Part of it is function and part of it is pride, but either way the Town of Buckhead City Council is unhappy with the “other Buckhead’s” attempt to become a city.
Already, members of the town council said Monday night, they are getting mail meant for the Atlanta-based Buckhead. They have had hapless drivers searching for hotels in the Morgan County town after being directed their by GPS apps.
One time, said Richard Harris, Buckhead Town Council, he picked up a young man walking and gave him a ride to Walmart after an Uber driver had dropped him off in downtown Buckhead, population 179.
According to its website, a “Buckhead Exploratory Committee” has formed to try and secede the area in Atlanta from Atlanta proper. In effect, it wants to become its own city, the website declares. The move, in part, comes from a desire for Buckhead Atlanta residents to “receive city services commensurate with taxes paid; feel safe and secure with adequate police, fire and emergency service providers…”
Buckhead Town Council Member John White said Monday he had joined the Buckhead Exploratory Committee to learn more about its push for city-hood and is firmly against it. “That’s starting to get too close to me,” he said. “I’m not in favor of it.”

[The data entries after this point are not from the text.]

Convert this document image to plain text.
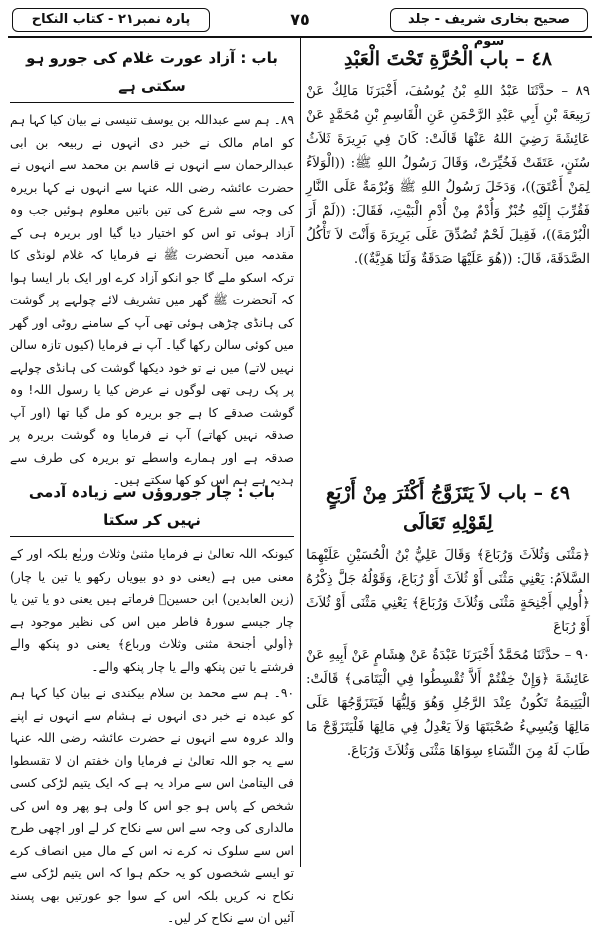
صحیح بخاری شریف - جلد سوم
٧٥
پارہ نمبر۲۱ - کتاب النکاح
٤٨ – باب الْحُرَّةِ تَحْتَ الْعَبْدِ

٨٩ – حدَّثَنَا عَبْدُ اللهِ بْنُ يُوسُفَ، أَخْبَرَنَا مَالِكٌ عَنْ رَبِيعَةَ بْنِ أَبِي عَبْدِ الرَّحْمَنِ عَنِ الْقَاسِمِ بْنِ مُحَمَّدٍ عَنْ عَائِشَةَ رَضِيَ اللهُ عَنْهَا قَالَتْ: كَانَ فِي بَرِيرَةَ ثَلاَثُ سُنَنٍ، عَتَقَتْ فَخُيِّرَتْ، وَقَالَ رَسُولُ اللهِ ﷺ: ((الْوَلاَءُ لِمَنْ أَعْتَقَ))، وَدَخَلَ رَسُولُ اللهِ ﷺ وَبُرْمَةٌ عَلَى النَّارِ فَقُرِّبَ إِلَيْهِ خُبْزٌ وَأُدْمٌ مِنْ أُدْمِ الْبَيْتِ، فَقَالَ: ((لَمْ أَرَ الْبُرْمَةَ))، فَقِيلَ لَحْمٌ تُصُدِّقَ عَلَى بَرِيرَةَ وَأَنْتَ لاَ تَأْكُلُ الصَّدَقَةَ، قَالَ: ((هُوَ عَلَيْهَا صَدَقَةٌ وَلَنَا هَدِيَّةٌ)).

٤٩ – باب لاَ يَتَزَوَّجُ أَكْثَرَ مِنْ أَرْبَعٍ لِقَوْلِهِ تَعَالَى

﴿مَثْنَى وَثُلاَثَ وَرُبَاعَ﴾ وَقَالَ عَلِيُّ بْنُ الْحُسَيْنِ عَلَيْهِمَا السَّلاَمُ: يَعْنِي مَثْنَى أَوْ ثُلاَثَ أَوْ رُبَاعَ، وَقَوْلُهُ جَلَّ ذِكْرُهُ ﴿أُولِي أَجْنِحَةٍ مَثْنَى وَثُلاَثَ وَرُبَاعَ﴾ يَعْنِي مَثْنَى أَوْ ثُلاَثَ أَوْ رُبَاعَ

٩٠ – حدَّثَنَا مُحَمَّدٌ أَخْبَرَنَا عَبْدَةُ عَنْ هِشَامٍ عَنْ أَبِيهِ عَنْ عَائِشَةَ ﴿وَإِنْ خِفْتُمْ أَلاَّ تُقْسِطُوا فِي الْيَتَامَى﴾ قَالَتْ: الْيَتِيمَةُ تَكُونُ عِنْدَ الرَّجُلِ وَهُوَ وَلِيُّهَا فَيَتَزَوَّجُهَا عَلَى مَالِهَا وَيُسِيءُ صُحْبَتَهَا وَلاَ يَعْدِلُ فِي مَالِهَا فَلْيَتَزَوَّجْ مَا طَابَ لَهُ مِنَ النِّسَاءِ سِوَاهَا مَثْنَى وَثُلاَثَ وَرُبَاعَ.

باب : آزاد عورت غلام کی جورو ہو سکتی ہے

٨٩۔ ہم سے عبداللہ بن یوسف تنیسی نے بیان کیا کہا ہم کو امام مالک نے خبر دی انہوں نے ربیعہ بن ابی عبدالرحمان سے انہوں نے قاسم بن محمد سے انہوں نے حضرت عائشہ رضی اللہ عنہا سے انہوں نے کہا بریرہ کی وجہ سے شرع کی تین باتیں معلوم ہوئیں جب وہ آزاد ہوئی تو اس کو اختیار دیا گیا اور بریرہ ہی کے مقدمہ میں آنحضرت ﷺ نے فرمایا کہ غلام لونڈی کا ترکہ اسکو ملے گا جو انکو آزاد کرے اور ایک بار ایسا ہوا کہ آنحضرت ﷺ گھر میں تشریف لائے چولہے پر گوشت کی ہانڈی چڑھی ہوئی تھی آپ کے سامنے روٹی اور گھر میں کوئی سالن رکھا گیا۔ آپ نے فرمایا (کیوں تازہ سالن نہیں لاتے) میں نے تو خود دیکھا گوشت کی ہانڈی چولہے پر پک رہی تھی لوگوں نے عرض کیا یا رسول اللہ! وہ گوشت صدقے کا ہے جو بریرہ کو مل گیا تھا (اور آپ صدقہ نہیں کھاتے) آپ نے فرمایا وہ گوشت بریرہ پر صدقہ ہے اور ہمارے واسطے تو بریرہ کی طرف سے ہدیہ ہے ہم اس کو کھا سکتے ہیں۔

باب : چار جوروؤں سے زیادہ آدمی
نہیں کر سکتا

کیونکہ اللہ تعالیٰ نے فرمایا مثنیٰ وثلاث وربٰع بلکہ اور کے معنی میں ہے (یعنی دو دو بیویاں رکھو یا تین یا چار) (زین العابدین) ابن حسینؓ فرماتے ہیں یعنی دو یا تین یا چار جیسے سورۂ فاطر میں اس کی نظیر موجود ہے ﴿أولي أجنحة مثنى وثلاث ورباع﴾ یعنی دو پنکھ والے فرشتے یا تین پنکھ والے یا چار پنکھ والے۔

٩٠۔ ہم سے محمد بن سلام بیکندی نے بیان کیا کہا ہم کو عبدہ نے خبر دی انہوں نے ہشام سے انہوں نے اپنے والد عروہ سے انہوں نے حضرت عائشہ رضی اللہ عنہا سے یہ جو اللہ تعالیٰ نے فرمایا وان خفتم ان لا تقسطوا فی الیتامیٰ اس سے مراد یہ ہے کہ ایک یتیم لڑکی کسی شخص کے پاس ہو جو اس کا ولی ہو پھر وہ اس کی مالداری کی وجہ سے اس سے نکاح کر لے اور اچھی طرح اس سے سلوک نہ کرے نہ اس کے مال میں انصاف کرے تو ایسے شخصوں کو یہ حکم ہوا کہ اس یتیم لڑکی سے نکاح نہ کریں بلکہ اس کے سوا جو عورتیں بھی پسند آئیں ان سے نکاح کر لیں۔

White said he contacted State Rep. Dave Belton and Belton told him the issue had come up in this year’s legislative session but it “did not get considered.”
Belton said Tuesday that he was “not in favor of Buckhead City.”
“That’s for sure,” he said.
According to a story published in the Atlanta Journal-Constitution, a bill to create Buckhead City was sponsored by state Rep. Todd Jones in the House and Sen. Brandon Beach in the Senate. Neither representative represents Buckhead. The story said when lawmakers return next year, the bill would have to be approved by both the House and the Senate, then signed by the governor and then the question of city-hood would be placed on a ballot for Buckhead voters.
In an interview with Georgia Public Broadcasting, Atlanta Mayor Keisha Lance Bottoms said the movement was misguided. “I think it’s a terrible idea. I think it sends the wrong message. I understand the frustration, but creating a new city is not the answer.”
Morgan County’s Buckhead was chartered in 1907, and, town council members said, they will fight the move. “This is Buckhead,” said White.
Mayor Pro-Tem Drew Miller said he believed for financial reasons, the city of Atlanta would fight the initiative. “The city of Atlanta is not in for any of it,” Miller said. “That’s a heap of tax money.”
Buckhead Atlanta has long been known as the “Beverly Hills of the South.” The latest movement for independence is not the first time city representatives have made offers to Morgan County’s Buckhead to make a change. More than 20 years ago, an envoy from Buckhead Atlanta came to Morgan County and made an attempt to have the town council agree to a name change to enable the Atlanta neighborhood a chance to have its own zip code.
At the time, the council politely declined. This time, the chances for the metropolitan city don’t look much better.
“There should only be one Buckhead,” said White.